Opportunities: Lower operational costs and reinvestment potential;
reskilling pathways for existing workforce.

2. New Value Streams

Postal Banking: In ZIP codes where 59% of residents lack a bank
branch, converted post offices could offer basic financial services such
as savings accounts, small business loans, and digital financial literacy
workshops.

Secure Voting Infrastructure: Building on USPS’s 46% share of mailed
ballots in 2020, we propose a blockchain-enabled ballot mailer pilot,
ensuring tamper-proof, trackable elections.

Community Hubs: Transform underutilised delivery unit sorters into
co-working spaces, maker labs, and job-training centers, leveraging
USPS’s physical footprint to foster social entrepreneurship.

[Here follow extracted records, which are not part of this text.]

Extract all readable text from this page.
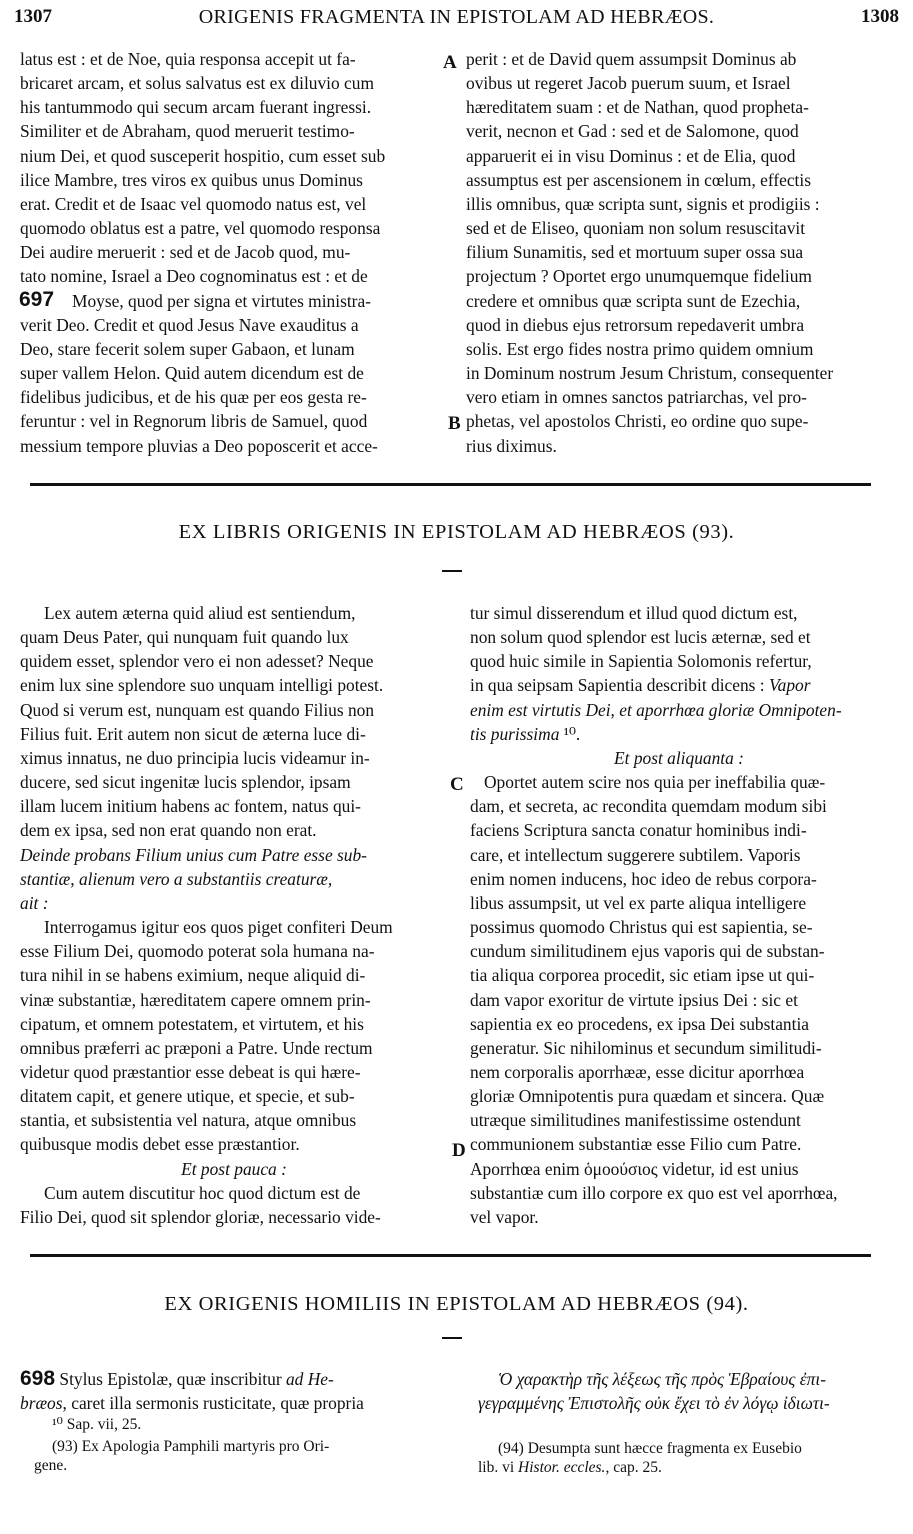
1307	ORIGENIS FRAGMENTA IN EPISTOLAM AD HEBRÆOS.	1308

latus est : et de Noe, quia responsa accepit ut fa-

bricaret arcam, et solus salvatus est ex diluvio cum

his tantummodo qui secum arcam fuerant ingressi.

Similiter et de Abraham, quod meruerit testimo-

nium Dei, et quod susceperit hospitio, cum esset sub

ilice Mambre, tres viros ex quibus unus Dominus

erat. Credit et de Isaac vel quomodo natus est, vel

quomodo oblatus est a patre, vel quomodo responsa

Dei audire meruerit : sed et de Jacob quod, mu-

tato nomine, Israel a Deo cognominatus est : et de

Moyse, quod per signa et virtutes ministra-

verit Deo. Credit et quod Jesus Nave exauditus a

Deo, stare fecerit solem super Gabaon, et lunam

super vallem Helon. Quid autem dicendum est de

fidelibus judicibus, et de his quæ per eos gesta re-

feruntur : vel in Regnorum libris de Samuel, quod

messium tempore pluvias a Deo poposcerit et acce-

697
A
B

perit : et de David quem assumpsit Dominus ab

ovibus ut regeret Jacob puerum suum, et Israel

hæreditatem suam : et de Nathan, quod propheta-

verit, necnon et Gad : sed et de Salomone, quod

apparuerit ei in visu Dominus : et de Elia, quod

assumptus est per ascensionem in cœlum, effectis

illis omnibus, quæ scripta sunt, signis et prodigiis :

sed et de Eliseo, quoniam non solum resuscitavit

filium Sunamitis, sed et mortuum super ossa sua

projectum ? Oportet ergo unumquemque fidelium

credere et omnibus quæ scripta sunt de Ezechia,

quod in diebus ejus retrorsum repedaverit umbra

solis. Est ergo fides nostra primo quidem omnium

in Dominum nostrum Jesum Christum, consequenter

vero etiam in omnes sanctos patriarchas, vel pro-

phetas, vel apostolos Christi, eo ordine quo supe-

rius diximus.

EX LIBRIS ORIGENIS IN EPISTOLAM AD HEBRÆOS (93).

Lex autem æterna quid aliud est sentiendum,

quam Deus Pater, qui nunquam fuit quando lux

quidem esset, splendor vero ei non adesset? Neque

enim lux sine splendore suo unquam intelligi potest.

Quod si verum est, nunquam est quando Filius non

Filius fuit. Erit autem non sicut de æterna luce di-

ximus innatus, ne duo principia lucis videamur in-

ducere, sed sicut ingenitæ lucis splendor, ipsam

illam lucem initium habens ac fontem, natus qui-

dem ex ipsa, sed non erat quando non erat.

Deinde probans Filium unius cum Patre esse sub-

stantiæ, alienum vero a substantiis creaturæ,

ait :

Interrogamus igitur eos quos piget confiteri Deum

esse Filium Dei, quomodo poterat sola humana na-

tura nihil in se habens eximium, neque aliquid di-

vinæ substantiæ, hæreditatem capere omnem prin-

cipatum, et omnem potestatem, et virtutem, et his

omnibus præferri ac præponi a Patre. Unde rectum

videtur quod præstantior esse debeat is qui hære-

ditatem capit, et genere utique, et specie, et sub-

stantia, et subsistentia vel natura, atque omnibus

quibusque modis debet esse præstantior.

Et post pauca :

Cum autem discutitur hoc quod dictum est de

Filio Dei, quod sit splendor gloriæ, necessario vide-

C
D

tur simul disserendum et illud quod dictum est,

non solum quod splendor est lucis æternæ, sed et

quod huic simile in Sapientia Solomonis refertur,

in qua seipsam Sapientia describit dicens : Vapor

enim est virtutis Dei, et aporrhœa gloriæ Omnipoten-

tis purissima ¹⁰.

Et post aliquanta :

Oportet autem scire nos quia per ineffabilia quæ-

dam, et secreta, ac recondita quemdam modum sibi

faciens Scriptura sancta conatur hominibus indi-

care, et intellectum suggerere subtilem. Vaporis

enim nomen inducens, hoc ideo de rebus corpora-

libus assumpsit, ut vel ex parte aliqua intelligere

possimus quomodo Christus qui est sapientia, se-

cundum similitudinem ejus vaporis qui de substan-

tia aliqua corporea procedit, sic etiam ipse ut qui-

dam vapor exoritur de virtute ipsius Dei : sic et

sapientia ex eo procedens, ex ipsa Dei substantia

generatur. Sic nihilominus et secundum similitudi-

nem corporalis aporrhææ, esse dicitur aporrhœa

gloriæ Omnipotentis pura quædam et sincera. Quæ

utræque similitudines manifestissime ostendunt

communionem substantiæ esse Filio cum Patre.

Aporrhœa enim ὁμοούσιος videtur, id est unius

substantiæ cum illo corpore ex quo est vel aporrhœa,

vel vapor.

EX ORIGENIS HOMILIIS IN EPISTOLAM AD HEBRÆOS (94).

698 Stylus Epistolæ, quæ inscribitur ad He-

bræos, caret illa sermonis rusticitate, quæ propria

¹⁰ Sap. vii, 25.

(93) Ex Apologia Pamphili martyris pro Ori-

gene.

Ὁ χαρακτὴρ τῆς λέξεως τῆς πρὸς Ἑβραίους ἐπι-

γεγραμμένης Ἐπιστολῆς οὐκ ἔχει τὸ ἐν λόγῳ ἰδιωτι-

(94) Desumpta sunt hæcce fragmenta ex Eusebio

lib. vi Histor. eccles., cap. 25.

Strategic Roadmap & Next Steps
Anchored by USPS’s mission “to bind the nation together,” our Solidarity Toolkit pairs concise design briefs with prototype plans and policy recommendations. By reinvesting efficiency gains from automation into these civic-service innovations, USPS can secure its financial future, deepen community trust, and expand its role as an indispensable public commons. The next phase is a staged pilot rollout, beginning with postal banking kiosks and secure ballot mailers in select regions followed by workforce upskilling and impact evaluation.